Ik heb eerder uw Kamer geïnformeerd dat vorig jaar vier universiteiten van start zijn gegaan met een pilot waarbij ervaringen worden opgedaan met een ombudsfunctionaris.1 Deze ervaringen zijn inmiddels geëvalueerd. Bij dit onderzoek zijn naast de cao partijen het Universitair Netwerk Vertrouwenspersonen, het Landelijk Netwerk Vrouwelijke Hoogleraren, het Promovendi Netwerk Nederland, het ISO en de LSVb betrokken als respondenten. Naast deze pilot is in de cao Nederlandse Universiteiten 2020 afgesproken dat aan de hand van deze evaluatie een ombudsfunctie wordt ingericht op alle universiteiten. Universiteiten krijgen een jaar de tijd om dit te regelen. Ik juich deze afspraak toe. Op deze wijze laten universiteiten zien dat zij hun verantwoordelijkheid nemen om te werken aan een veilige cultuur in de academische wereld.

Gelet op de voorgenoemde cao-afspraak stellen de VSNU en werknemersorganisaties op basis van de evaluatie naar verwachting medio oktober aanbevelingen vast voor de toekomstige inrichting van de universitaire ombudsfunctie. De VSNU heeft in dit verband ook de Nationale ombudsman geconsulteerd. Na vaststelling van de aanbevelingen door de VSNU en werknemersorganisaties wil ik uw Kamer hierover nader informeren, ook gezien de aandacht die het onderwerp sociale veiligheid verdient.

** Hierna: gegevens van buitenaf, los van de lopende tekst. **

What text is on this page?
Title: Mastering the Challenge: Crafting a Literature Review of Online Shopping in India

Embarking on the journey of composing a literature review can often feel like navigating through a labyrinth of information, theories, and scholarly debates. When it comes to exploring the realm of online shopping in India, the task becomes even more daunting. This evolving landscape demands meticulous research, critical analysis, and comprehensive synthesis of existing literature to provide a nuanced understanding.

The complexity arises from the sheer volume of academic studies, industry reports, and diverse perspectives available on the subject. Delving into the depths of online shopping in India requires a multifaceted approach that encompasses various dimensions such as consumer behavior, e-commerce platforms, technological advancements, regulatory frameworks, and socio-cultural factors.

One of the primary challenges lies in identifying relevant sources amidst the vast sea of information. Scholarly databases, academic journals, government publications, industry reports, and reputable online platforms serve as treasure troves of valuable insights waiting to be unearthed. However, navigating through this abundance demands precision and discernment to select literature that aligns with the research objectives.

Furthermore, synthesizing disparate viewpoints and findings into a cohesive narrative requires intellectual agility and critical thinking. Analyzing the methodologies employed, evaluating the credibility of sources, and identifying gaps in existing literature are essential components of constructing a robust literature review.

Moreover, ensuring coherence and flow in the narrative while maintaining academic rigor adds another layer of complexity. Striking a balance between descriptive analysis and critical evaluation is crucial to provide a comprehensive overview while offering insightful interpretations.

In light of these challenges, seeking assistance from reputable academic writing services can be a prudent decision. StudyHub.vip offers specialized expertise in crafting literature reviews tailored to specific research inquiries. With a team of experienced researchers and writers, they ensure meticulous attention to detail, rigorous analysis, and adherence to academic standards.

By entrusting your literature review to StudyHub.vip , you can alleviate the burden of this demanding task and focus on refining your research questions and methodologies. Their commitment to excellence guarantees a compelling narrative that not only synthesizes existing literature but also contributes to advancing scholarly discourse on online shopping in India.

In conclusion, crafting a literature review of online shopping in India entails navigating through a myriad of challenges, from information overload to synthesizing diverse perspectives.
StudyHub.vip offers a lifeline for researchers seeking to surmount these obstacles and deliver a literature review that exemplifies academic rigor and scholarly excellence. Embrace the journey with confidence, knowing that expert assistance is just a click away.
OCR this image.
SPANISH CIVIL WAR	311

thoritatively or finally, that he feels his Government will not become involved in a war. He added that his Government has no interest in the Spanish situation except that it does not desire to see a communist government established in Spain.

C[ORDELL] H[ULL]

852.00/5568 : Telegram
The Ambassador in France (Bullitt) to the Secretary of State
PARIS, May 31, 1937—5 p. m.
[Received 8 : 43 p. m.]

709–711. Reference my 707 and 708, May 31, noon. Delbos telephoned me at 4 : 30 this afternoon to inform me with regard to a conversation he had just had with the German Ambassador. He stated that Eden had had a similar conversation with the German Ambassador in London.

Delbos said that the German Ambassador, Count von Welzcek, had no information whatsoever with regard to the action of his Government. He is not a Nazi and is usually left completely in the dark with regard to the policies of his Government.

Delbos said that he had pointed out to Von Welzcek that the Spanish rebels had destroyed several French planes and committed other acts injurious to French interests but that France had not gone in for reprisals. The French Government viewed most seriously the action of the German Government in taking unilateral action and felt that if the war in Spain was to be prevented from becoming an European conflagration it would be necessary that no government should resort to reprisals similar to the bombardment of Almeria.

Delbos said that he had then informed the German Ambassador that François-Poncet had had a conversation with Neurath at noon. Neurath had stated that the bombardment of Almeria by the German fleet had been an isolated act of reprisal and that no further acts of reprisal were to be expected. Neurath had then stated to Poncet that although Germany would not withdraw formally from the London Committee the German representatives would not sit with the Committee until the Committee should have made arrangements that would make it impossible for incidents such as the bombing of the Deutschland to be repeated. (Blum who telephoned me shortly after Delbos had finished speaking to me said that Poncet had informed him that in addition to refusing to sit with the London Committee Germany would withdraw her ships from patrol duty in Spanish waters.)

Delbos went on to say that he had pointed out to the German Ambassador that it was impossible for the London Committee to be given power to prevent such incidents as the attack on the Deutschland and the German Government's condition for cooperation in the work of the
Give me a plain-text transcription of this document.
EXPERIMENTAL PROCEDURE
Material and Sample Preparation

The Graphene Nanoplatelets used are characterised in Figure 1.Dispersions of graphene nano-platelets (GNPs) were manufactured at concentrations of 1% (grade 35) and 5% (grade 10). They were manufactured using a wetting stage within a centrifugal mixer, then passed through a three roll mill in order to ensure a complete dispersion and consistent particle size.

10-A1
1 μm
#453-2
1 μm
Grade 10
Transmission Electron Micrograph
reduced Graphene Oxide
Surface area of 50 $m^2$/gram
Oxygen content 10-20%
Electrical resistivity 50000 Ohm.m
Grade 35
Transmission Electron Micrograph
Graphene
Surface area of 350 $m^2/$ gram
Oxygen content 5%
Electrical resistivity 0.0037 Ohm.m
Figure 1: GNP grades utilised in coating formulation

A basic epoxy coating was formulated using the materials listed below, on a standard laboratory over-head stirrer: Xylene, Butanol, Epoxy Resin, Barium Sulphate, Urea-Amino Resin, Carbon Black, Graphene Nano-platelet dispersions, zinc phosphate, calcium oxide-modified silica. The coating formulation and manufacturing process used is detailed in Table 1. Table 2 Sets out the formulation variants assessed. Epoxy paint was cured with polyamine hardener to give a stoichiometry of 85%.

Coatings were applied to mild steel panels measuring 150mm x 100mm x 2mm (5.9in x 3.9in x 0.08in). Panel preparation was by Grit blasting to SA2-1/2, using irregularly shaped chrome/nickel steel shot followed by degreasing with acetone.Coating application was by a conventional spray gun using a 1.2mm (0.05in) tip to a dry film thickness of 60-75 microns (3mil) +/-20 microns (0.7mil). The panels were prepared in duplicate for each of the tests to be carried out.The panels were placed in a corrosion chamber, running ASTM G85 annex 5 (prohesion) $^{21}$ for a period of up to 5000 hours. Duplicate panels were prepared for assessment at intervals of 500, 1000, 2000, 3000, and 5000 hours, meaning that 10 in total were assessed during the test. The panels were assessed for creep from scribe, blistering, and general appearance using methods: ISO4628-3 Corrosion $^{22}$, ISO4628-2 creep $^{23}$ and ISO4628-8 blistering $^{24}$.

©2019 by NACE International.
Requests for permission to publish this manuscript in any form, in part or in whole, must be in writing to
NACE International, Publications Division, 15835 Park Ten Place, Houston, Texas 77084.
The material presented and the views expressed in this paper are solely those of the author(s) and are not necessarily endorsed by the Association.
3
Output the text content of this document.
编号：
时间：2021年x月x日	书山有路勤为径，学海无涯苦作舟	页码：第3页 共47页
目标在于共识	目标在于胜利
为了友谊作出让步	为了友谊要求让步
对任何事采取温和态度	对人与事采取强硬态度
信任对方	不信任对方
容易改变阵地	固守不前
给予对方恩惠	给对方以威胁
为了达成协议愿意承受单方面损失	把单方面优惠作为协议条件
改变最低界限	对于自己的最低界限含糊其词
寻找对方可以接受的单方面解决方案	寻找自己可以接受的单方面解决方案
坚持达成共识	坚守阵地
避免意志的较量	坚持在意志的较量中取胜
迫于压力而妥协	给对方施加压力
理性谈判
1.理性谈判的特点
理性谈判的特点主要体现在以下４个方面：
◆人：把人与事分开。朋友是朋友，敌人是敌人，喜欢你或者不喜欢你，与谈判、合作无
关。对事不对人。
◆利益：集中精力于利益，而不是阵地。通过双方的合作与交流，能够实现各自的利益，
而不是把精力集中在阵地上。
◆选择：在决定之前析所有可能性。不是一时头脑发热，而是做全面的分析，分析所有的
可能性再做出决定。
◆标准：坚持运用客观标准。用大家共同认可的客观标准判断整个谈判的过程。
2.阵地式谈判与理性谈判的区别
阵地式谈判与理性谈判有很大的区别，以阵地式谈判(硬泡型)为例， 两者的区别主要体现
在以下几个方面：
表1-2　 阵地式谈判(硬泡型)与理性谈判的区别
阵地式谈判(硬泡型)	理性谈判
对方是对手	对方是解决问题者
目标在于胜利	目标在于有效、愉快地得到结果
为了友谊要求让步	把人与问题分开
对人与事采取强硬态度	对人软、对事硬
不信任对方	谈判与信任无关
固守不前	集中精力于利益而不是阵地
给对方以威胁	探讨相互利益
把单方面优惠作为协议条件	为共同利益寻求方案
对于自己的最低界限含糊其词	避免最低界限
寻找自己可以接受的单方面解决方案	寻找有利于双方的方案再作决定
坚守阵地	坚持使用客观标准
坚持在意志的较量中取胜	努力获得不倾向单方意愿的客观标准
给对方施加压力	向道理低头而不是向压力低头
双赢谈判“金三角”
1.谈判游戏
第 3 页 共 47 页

Verder is de VSNU momenteel bezig om het melden van niet-integer gedrag eenvoudiger te maken. Er zijn verschillende paden die medewerkers en studenten kunnen bewandelen binnen (en buiten) de universiteit om gevallen van niet-integer handelen aan te kaarten. Om een beter overzicht te bieden, stelt de VSNU een overkoepelend stroomschema op, dat houvast biedt bij het melden van wangedrag en intimidatie.

Tot slot heb ik – vanuit mijn rol als stelselverantwoordelijke – de KNAW verzocht om een advies uit te brengen over de preventie en aanpak van ongewenst gedrag in de academische wereld en daarvoor een adviescommissie in te stellen. Ik heb de KNAW gevraagd om concrete aanbevelingen die de cultuur en de structuur van de wetenschap kunnen veranderen en die ertoe kunnen bijdragen dat op een (meer) preventieve wijze gewerkt kan worden aan een veilig en duurzaam academisch klimaat. Daarbij heb ik de KNAW verzocht om de deskundigheid van het Landelijk Netwerk Vrouwelijke Hoogleraren te benutten. Mijn adviesvraag aan de KNAW vormt tevens onderdeel van het nationaal actieplan voor meer diversiteit en inclusie in wetenschappelijk onderwijs en onderzoek. Het bevorderen van een (sociaal) veilige leer- en werkomgeving is in mijn visie namelijk een essentiële basis voor meer inclusieve en duurzame wetenschap. Ik verwacht dat het advies van de KNAW voor december 2021 wordt uitgebracht.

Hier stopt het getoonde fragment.